Referentes en ficción
«Aplaudí cuando Jennifer Aniston le dijo a su hija en ‘The Morning Show’: ‘Me destrozaste el coño cuando te parí’»
– Como madre y actriz. ¿El cine nos ha vendido bien la moto de la maternidad?
– Totalmente mitificada. La maternidad se romantiza, y las películas que se atreven a romper con eso normalmente son «de culto», que las vemos cuatro. ¡Qué pena! Yo abogo por mostrar a madres imperfectas que se esfuerzan, pero que no quieren renunciar a sus carreras. Hoy en día se tiene muy poca empatía con las madres. Parece que si una madre se sale de la norma para divertirse o hacer sus planes, está estigmatizada.
– Las comedias con Santiago Segura ya le han metido un buen hachazo a ese mito.
– Los creadores de ‘Señoras del (h)AMPA’ me dijeron que lo íbamos a petar «porque por primera vez aparece una madre que dice: ‘ahí os quedáis’». Era la primera vez que, en comedia ligera, la madre se reivindicaba.
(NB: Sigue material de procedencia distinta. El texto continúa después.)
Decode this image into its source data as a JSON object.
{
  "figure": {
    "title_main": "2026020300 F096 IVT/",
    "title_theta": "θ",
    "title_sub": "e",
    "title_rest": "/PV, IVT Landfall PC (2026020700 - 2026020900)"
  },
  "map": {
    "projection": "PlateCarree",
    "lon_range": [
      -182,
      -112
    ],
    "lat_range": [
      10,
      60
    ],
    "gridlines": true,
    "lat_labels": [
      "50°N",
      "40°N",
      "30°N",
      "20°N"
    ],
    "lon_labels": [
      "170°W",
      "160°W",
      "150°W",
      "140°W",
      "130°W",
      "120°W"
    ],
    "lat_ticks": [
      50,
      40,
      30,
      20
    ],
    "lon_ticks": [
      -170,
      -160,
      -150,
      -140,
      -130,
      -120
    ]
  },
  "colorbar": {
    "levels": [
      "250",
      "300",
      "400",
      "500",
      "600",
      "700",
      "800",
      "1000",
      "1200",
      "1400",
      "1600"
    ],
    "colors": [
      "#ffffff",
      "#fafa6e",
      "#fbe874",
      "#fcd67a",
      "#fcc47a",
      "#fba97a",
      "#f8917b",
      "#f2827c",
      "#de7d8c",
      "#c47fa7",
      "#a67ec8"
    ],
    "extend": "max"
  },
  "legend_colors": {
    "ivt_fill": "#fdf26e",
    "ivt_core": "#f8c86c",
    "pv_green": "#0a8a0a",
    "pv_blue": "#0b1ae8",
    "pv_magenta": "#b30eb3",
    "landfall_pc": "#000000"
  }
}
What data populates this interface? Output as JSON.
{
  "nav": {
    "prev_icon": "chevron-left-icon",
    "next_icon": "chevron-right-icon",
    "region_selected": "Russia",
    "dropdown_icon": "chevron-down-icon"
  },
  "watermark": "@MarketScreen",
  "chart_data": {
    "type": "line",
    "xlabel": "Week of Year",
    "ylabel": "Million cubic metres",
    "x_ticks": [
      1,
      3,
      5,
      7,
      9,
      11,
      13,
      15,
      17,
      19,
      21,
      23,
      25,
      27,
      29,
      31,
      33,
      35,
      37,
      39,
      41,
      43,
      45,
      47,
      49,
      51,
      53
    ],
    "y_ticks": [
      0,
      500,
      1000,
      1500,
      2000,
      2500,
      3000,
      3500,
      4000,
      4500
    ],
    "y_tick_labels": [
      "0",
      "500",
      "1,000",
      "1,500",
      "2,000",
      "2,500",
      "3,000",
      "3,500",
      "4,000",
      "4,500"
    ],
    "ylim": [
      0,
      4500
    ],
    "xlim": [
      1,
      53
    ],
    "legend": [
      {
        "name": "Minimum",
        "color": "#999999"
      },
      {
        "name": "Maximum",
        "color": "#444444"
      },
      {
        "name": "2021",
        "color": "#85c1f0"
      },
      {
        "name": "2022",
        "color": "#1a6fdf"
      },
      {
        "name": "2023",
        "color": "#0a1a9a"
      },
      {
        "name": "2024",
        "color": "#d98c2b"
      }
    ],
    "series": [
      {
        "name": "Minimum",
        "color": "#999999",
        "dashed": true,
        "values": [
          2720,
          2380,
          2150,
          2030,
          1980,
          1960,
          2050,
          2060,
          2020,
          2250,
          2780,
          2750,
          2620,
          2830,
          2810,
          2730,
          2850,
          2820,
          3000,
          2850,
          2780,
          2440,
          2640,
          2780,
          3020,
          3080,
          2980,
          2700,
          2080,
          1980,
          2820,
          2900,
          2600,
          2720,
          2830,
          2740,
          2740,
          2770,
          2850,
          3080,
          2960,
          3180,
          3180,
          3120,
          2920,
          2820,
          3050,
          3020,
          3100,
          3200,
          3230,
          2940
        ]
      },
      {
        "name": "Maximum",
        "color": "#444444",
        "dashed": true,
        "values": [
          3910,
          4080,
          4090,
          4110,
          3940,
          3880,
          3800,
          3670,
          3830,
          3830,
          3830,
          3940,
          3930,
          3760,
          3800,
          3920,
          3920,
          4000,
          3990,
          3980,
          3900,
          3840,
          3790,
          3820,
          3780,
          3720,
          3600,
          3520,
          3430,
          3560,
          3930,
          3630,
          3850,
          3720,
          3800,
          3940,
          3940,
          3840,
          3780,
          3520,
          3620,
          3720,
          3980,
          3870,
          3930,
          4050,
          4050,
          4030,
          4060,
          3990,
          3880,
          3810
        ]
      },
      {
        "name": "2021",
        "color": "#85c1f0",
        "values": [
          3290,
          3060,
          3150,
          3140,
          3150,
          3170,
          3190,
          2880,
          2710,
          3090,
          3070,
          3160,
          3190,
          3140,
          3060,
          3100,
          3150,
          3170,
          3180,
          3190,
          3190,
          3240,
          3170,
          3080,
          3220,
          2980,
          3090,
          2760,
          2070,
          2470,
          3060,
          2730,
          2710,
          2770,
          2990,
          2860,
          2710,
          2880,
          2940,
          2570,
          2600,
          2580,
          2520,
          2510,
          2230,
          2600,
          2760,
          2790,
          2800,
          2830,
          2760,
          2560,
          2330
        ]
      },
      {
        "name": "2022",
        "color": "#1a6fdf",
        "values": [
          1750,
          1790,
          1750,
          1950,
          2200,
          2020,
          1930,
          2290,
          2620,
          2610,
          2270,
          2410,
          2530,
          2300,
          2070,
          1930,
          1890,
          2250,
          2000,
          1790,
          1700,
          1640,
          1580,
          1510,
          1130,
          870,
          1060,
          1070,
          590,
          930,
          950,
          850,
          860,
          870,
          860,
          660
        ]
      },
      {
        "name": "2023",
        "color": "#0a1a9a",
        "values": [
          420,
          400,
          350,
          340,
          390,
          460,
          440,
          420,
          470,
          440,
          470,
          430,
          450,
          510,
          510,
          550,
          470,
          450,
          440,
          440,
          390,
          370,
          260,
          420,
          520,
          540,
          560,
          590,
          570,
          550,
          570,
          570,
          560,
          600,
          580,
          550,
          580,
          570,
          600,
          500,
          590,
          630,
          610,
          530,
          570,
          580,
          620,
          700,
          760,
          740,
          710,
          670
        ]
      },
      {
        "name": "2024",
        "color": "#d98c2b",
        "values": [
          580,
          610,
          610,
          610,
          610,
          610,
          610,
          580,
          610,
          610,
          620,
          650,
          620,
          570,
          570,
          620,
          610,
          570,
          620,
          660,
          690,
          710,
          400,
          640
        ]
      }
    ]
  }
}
Pero faltan referentes. Recuerdo que me levanté en el salón de mi casa y aplaudí viendo ‘The Morning Show’, cuando Jennifer Aniston le suelta a su hija: «Cariño, es que me destrozaste el coño cuando te parí» (risas). Una mujer que ponga su carrera por delante de sus hijos hoy sigue estando señalada. ¿Y un hombre? Un hombre no.
– ¿Se le acercan madres a decirle que se ven reflejadas en usted?
– Sí, muchas mujeres, pero ¡también adolescentes! La generación de mi hijo ya reconoce a este tipo de madres. Soy yo la que les dice: «Me voy al gimnasio» y me voy. Las cosas están cambiando en la calle, pero no en las pantallas. Si ponen a una madre así, el tratamiento es: «Bueno, la protagonista está loca». No, perdona: está intentando sobrevivir a la vida que llevamos.
– Si su propia vida familiar fuera una película, no sé si se ha llevado a plantear quién la podría dirigir… ¿Almodóvar?
– No, no. Mi hijo, que es el que mejor conoce perfectamente lo intrínseco de esta madre que tiene. Yo a veces le digo: «Es lo que te ha tocado, mi amor, tengo cosas buenas y cosas muy malas».
– ¿Pero no le daría pudor que alguien tan cercano rascase ahí?
– ¡Qué va, al contrario! Sería capaz de contarle mis secretos más íntimos. Es el único que va a entender mis mierdas y mis infiernos.